Tipologi korupsi di NTT sudah terbangun dengan pola saling menyandera untuk saling melindungi. Oleh karena itu, ketika ada tindakan kekerasan terhadap wartawan dan pegiat anti korupsi, Fabi Latuan yang kritis terhadap KKN di lingkaran dalam kekuasaan, maka sulit rasanya pelaku diungkap tuntas secara hukum.

Ini juga semakin memperlihatkan sebuah fenomema, dimana korupsi di lingkaran pusat kekuasaan tidak boleh dikontrol atas nama dan dalam bentuk apapun. Dan jika coba-coba dikontrol, akan berhadapan dengan cara kekerasan. Dan kekerasan itu akan menjadi berita menarik untuk menutup isu korupsi yang sedang disorot.

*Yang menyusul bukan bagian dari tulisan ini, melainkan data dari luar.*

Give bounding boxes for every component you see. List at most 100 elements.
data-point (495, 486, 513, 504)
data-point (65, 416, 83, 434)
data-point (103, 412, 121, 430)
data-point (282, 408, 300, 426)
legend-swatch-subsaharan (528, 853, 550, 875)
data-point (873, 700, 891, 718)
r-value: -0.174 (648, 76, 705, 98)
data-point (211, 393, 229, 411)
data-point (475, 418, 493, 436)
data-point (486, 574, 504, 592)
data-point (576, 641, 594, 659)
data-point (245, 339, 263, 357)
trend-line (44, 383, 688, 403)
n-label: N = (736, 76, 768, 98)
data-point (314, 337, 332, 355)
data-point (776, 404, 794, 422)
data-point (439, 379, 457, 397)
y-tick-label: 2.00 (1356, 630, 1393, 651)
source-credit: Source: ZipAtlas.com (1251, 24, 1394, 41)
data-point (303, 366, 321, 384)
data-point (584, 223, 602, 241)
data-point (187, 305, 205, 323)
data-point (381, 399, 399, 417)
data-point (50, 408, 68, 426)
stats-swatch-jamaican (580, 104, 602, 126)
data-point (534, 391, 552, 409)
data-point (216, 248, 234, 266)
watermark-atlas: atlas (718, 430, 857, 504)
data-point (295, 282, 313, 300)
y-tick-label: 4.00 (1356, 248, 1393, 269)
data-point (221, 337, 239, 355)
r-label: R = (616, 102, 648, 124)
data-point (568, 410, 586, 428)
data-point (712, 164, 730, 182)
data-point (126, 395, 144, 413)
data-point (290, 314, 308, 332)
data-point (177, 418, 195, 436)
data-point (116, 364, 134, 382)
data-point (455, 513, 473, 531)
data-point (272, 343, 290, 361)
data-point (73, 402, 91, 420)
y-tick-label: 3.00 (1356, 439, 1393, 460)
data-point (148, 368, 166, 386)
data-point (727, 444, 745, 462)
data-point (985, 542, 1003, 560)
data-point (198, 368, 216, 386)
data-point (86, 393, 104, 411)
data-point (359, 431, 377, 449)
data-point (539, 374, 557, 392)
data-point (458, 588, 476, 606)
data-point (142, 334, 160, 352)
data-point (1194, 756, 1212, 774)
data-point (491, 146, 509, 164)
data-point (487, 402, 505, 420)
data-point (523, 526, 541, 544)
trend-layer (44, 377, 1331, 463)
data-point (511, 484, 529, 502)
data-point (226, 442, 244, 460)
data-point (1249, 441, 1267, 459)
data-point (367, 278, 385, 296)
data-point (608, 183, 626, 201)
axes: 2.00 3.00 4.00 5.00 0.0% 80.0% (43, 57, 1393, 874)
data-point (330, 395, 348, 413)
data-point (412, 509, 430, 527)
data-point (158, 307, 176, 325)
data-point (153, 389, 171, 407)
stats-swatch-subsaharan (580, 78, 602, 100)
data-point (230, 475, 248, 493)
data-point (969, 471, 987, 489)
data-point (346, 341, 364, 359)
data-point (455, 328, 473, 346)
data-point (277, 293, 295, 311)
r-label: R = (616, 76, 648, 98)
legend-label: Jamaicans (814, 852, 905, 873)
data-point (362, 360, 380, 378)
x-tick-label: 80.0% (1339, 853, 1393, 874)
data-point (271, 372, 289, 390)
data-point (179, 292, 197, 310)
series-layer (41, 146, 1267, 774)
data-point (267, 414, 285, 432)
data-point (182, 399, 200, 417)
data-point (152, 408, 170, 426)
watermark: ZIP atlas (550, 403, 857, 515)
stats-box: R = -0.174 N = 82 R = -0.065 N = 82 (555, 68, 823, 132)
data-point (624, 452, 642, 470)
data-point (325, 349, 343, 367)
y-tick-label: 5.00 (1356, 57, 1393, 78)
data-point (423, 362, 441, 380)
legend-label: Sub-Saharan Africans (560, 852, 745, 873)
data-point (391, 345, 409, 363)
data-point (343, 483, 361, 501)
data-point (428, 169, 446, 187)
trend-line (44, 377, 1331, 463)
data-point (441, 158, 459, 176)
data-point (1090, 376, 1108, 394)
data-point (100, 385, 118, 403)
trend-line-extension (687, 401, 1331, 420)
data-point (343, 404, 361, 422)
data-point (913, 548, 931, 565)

Upaya Pengalihan Isu Korupsi
Gambaran pembungkaman terhadap peran serta masyarakat dalam pemberantasan korupsi, terutama pegiat anti korupsi dan wartawan nampak jelas dari lambannya Polisi melakukan tindakan kepolisian di TKP. Terutama mengungkap siapa saja pelaku dan dalangnya. Jangan sampai publik hanya dijanjikan sekedar pemanis di bibir.

Di lihat dari locus dan tempus delictinya, maka peristiwa penganiayaan atau percobaan pembunuhan yang menimpa Jurnalis Fabi Latuan di halaman Kantor PD Flobamor, usai mengikuti jumpa pers pada 26/4/2022 dengan jajaran Direksi dan Komisaris PD Flobamor diduga terhubung materi klarifikasi dugaan korupsi itu sendiri.

Karena yang mengklarifikasi isu korupsi terkait LHP BPK RI tentang Deviden Rp1,6 milyar PD Flobamor yang disebut-sebut tidak disetor ke Pemprov NTT adalah Direksi dan Komisaris. Karena itu, Direksi dan Komisaris PD Flobamor pun harus diproses untuk dimintai pertanggung jawaban secara pidana atau setidak-tidaknya memulihkan hak-hak Fabi Latuan.

PD Flobamor Harus Melindungi
Peristiwa nahas menimpa wartawan Fabi Latuan usai mengikuti klarifikasi dari PD Flobamor saat hendak keluar dari area parkir PD Flobamor. Ia dianiaya oleh sekelompok orang bercadar hingga babak belur tanpa diketahui siapa pelakunya.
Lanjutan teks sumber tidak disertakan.